Gorsuch Very Active in First Day on the Supreme Court
It looks like Neil Gorsuch has had no trouble adapting to life as a Supreme Court justice.
Breaking from the mold of many of his predecessors, Gorsuch was very active in his first day hearing oral arguments and asked many questions of the attorneys. This is a stark departure from many of the other justices in their early days — or even of many of the other seasoned justices who still ask very few questions.
Some, like Ginsburg, appear to be asleep more than they are awake.
But not Gorsuch. He was described as energetic and “upbeat” in his first day on the Court.
Oh, and he already has his office fully decorated and ready to go! The man wastes no time!
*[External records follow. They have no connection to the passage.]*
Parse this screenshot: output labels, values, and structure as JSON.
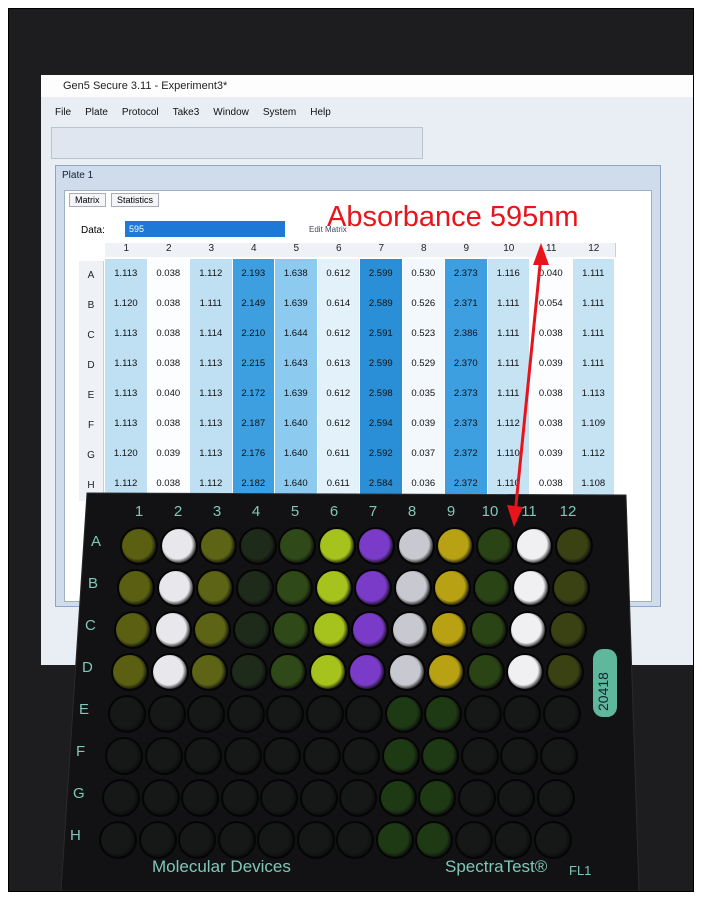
{
  "window": {
    "title": "Gen5 Secure 3.11 - Experiment3*",
    "menu": [
      "File",
      "Plate",
      "Protocol",
      "Take3",
      "Window",
      "System",
      "Help"
    ]
  },
  "plate_window": {
    "title": "Plate 1",
    "tabs": [
      "Matrix",
      "Statistics"
    ],
    "data_label": "Data:",
    "data_value": "595",
    "edit_matrix": "Edit Matrix",
    "columns": [
      "1",
      "2",
      "3",
      "4",
      "5",
      "6",
      "7",
      "8",
      "9",
      "10",
      "11",
      "12"
    ],
    "rows": [
      {
        "label": "A",
        "values": [
          "1.113",
          "0.038",
          "1.112",
          "2.193",
          "1.638",
          "0.612",
          "2.599",
          "0.530",
          "2.373",
          "1.116",
          "0.040",
          "1.111"
        ]
      },
      {
        "label": "B",
        "values": [
          "1.120",
          "0.038",
          "1.111",
          "2.149",
          "1.639",
          "0.614",
          "2.589",
          "0.526",
          "2.371",
          "1.111",
          "0.054",
          "1.111"
        ]
      },
      {
        "label": "C",
        "values": [
          "1.113",
          "0.038",
          "1.114",
          "2.210",
          "1.644",
          "0.612",
          "2.591",
          "0.523",
          "2.386",
          "1.111",
          "0.038",
          "1.111"
        ]
      },
      {
        "label": "D",
        "values": [
          "1.113",
          "0.038",
          "1.113",
          "2.215",
          "1.643",
          "0.613",
          "2.599",
          "0.529",
          "2.370",
          "1.111",
          "0.039",
          "1.111"
        ]
      },
      {
        "label": "E",
        "values": [
          "1.113",
          "0.040",
          "1.113",
          "2.172",
          "1.639",
          "0.612",
          "2.598",
          "0.035",
          "2.373",
          "1.111",
          "0.038",
          "1.113"
        ]
      },
      {
        "label": "F",
        "values": [
          "1.113",
          "0.038",
          "1.113",
          "2.187",
          "1.640",
          "0.612",
          "2.594",
          "0.039",
          "2.373",
          "1.112",
          "0.038",
          "1.109"
        ]
      },
      {
        "label": "G",
        "values": [
          "1.120",
          "0.039",
          "1.113",
          "2.176",
          "1.640",
          "0.611",
          "2.592",
          "0.037",
          "2.372",
          "1.110",
          "0.039",
          "1.112"
        ]
      },
      {
        "label": "H",
        "values": [
          "1.112",
          "0.038",
          "1.112",
          "2.182",
          "1.640",
          "0.611",
          "2.584",
          "0.036",
          "2.372",
          "1.110",
          "0.038",
          "1.108"
        ]
      }
    ]
  },
  "annotation": "Absorbance 595nm",
  "plate": {
    "columns": [
      "1",
      "2",
      "3",
      "4",
      "5",
      "6",
      "7",
      "8",
      "9",
      "10",
      "11",
      "12"
    ],
    "rows": [
      "A",
      "B",
      "C",
      "D",
      "E",
      "F",
      "G",
      "H"
    ],
    "code": "20418",
    "brand": "Molecular Devices",
    "product": "SpectraTest®",
    "model": "FL1"
  }
}
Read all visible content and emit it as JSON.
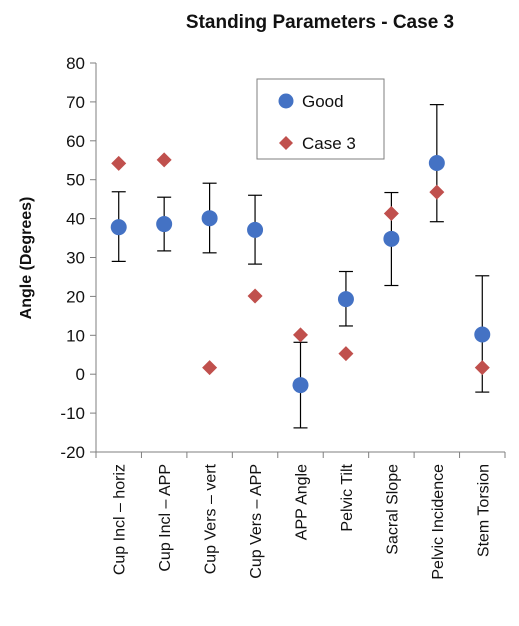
{
  "chart_data": {
    "type": "scatter",
    "title": "Standing Parameters - Case 3",
    "xlabel": "",
    "ylabel": "Angle (Degrees)",
    "ylim": [
      -20,
      80
    ],
    "yticks": [
      -20,
      -10,
      0,
      10,
      20,
      30,
      40,
      50,
      60,
      70,
      80
    ],
    "grid": false,
    "legend_position": "top-center",
    "categories": [
      "Cup  Incl – horiz",
      "Cup Incl – APP",
      "Cup Vers – vert",
      "Cup Vers – APP",
      "APP Angle",
      "Pelvic Tilt",
      "Sacral Slope",
      "Pelvic Incidence",
      "Stem Torsion"
    ],
    "series": [
      {
        "name": "Good",
        "marker": "circle",
        "color": "#4472c4",
        "values": [
          37.8,
          38.6,
          40.1,
          37.1,
          -2.8,
          19.3,
          34.8,
          54.3,
          10.2
        ],
        "error_low": [
          29.0,
          31.7,
          31.2,
          28.3,
          -13.8,
          12.4,
          22.8,
          39.2,
          -4.6
        ],
        "error_high": [
          46.9,
          45.5,
          49.1,
          46.0,
          8.2,
          26.4,
          46.7,
          69.3,
          25.3
        ]
      },
      {
        "name": "Case 3",
        "marker": "diamond",
        "color": "#c0504d",
        "values": [
          54.2,
          55.1,
          1.7,
          20.1,
          10.1,
          5.3,
          41.3,
          46.8,
          1.7
        ]
      }
    ]
  }
}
Here’s more of the story, from our friends over at Fox News:
An upbeat Justice Neil Gorsuch wasted little time getting to work in his first public session Monday as the 113th member of the Supreme Court.
Sitting at the far right end of the nine-member bench, Gorsuch spent the morning hearing three oral arguments, each lasting about an hour. In his first case, considering a federal workplace discrimination claim, the newest justice was among the most active of questioners — unusual for the court “rookie.”
At the start of the morning session, Chief Justice John Roberts publicly acknowledged his new colleague in the crowded courtroom, wishing him a “long and happy career in our common calling.”
Gorsuch responded by thanking the other justices for giving him a “warm welcome.”
The 49-year-old Colorado native paid close attention to the arguments, sitting straight up and resting his hand occasionally on his chin.
He remained focused — not even chatting with his “bench neighbor,” Justice Sonia Sotomayor — as he asked a number of questions of counsel. The back-and-forth exchanges lasted more than 10 minutes of the first 60-minute argument.
The first case out of the gate for Gorsuch was not a blockbuster, but the justice repeatedly pressed lawyers from both sides with his positions.
When one attorney admitted he tended to agree with the justice on one point, Gorsuch dryly replied, “I hope so.”
At one point, he even apologized for the amount of questions, saying, “Sorry for taking up so much time.”
The other cases being argued separately Monday deal with a property rights dispute and securities class-action lawsuits.
Even before Monday’s arguments, Gorsuch had begun settling in at the court, arranging his chambers to create a comfortable, efficient workplace. Reminders of his roots in Colorado and the West will grace his offices, along with plenty of photos of his family and friends.
He is allowed to hire secretaries, a messenger, and four law clerks — who typically serve for one year.
Those clerks will be especially important helping the justice get up to speed on his caseload, since joining the court in the midst of the term is not standard. It will be a nonstop whirl of activity until the term effectively ends in late June.
All four of the law clerks brought on in recent days served previously for then-Judge Gorsuch, and are all experienced litigators or academics. Two of them later went on to clerk for Antonin Scalia (the late justice whose seat Gorsuch is now occupying) and Justice Sonia Sotomayor.
His colleagues are welcoming their newest member.
“We hope we’re serving with Justice Gorsuch for the next 25 years,” Roberts said last week before a university audience in New York. “It’s kind of like a marriage. If you’re going to be with someone that long, you can’t have knock-down, drag-out fights over a case.”
Lunch Is Served
Food for thought for the newest member of the Supreme Court: being the junior justice has its benefits and challenges.
For Gorsuch, it will mean being assigned to the court’s internal Cafeteria Committee, where dessert toppings and silverware choices will compete for his time with constitutional issues big and small — all part of the dizzying first few weeks for the justice.
Justice Elena Kagan, who had been the court “newbie” since 2010, unwittingly gave her future colleague some personal advice on managing the job. She appeared last September at a Colorado legal conference with Gorsuch and spoke to what it was like to have the least seniority.
“I think this is a way to kind of humble people,” she said about her stint as one of the office lunch monitors. “You think you’re kind of hot stuff. You’re an important person. You’ve just been confirmed to the United States Supreme Court. And now you are going to monthly cafeteria committee meetings where literally the agenda is what happened to the good recipe for the chocolate chip cookies.”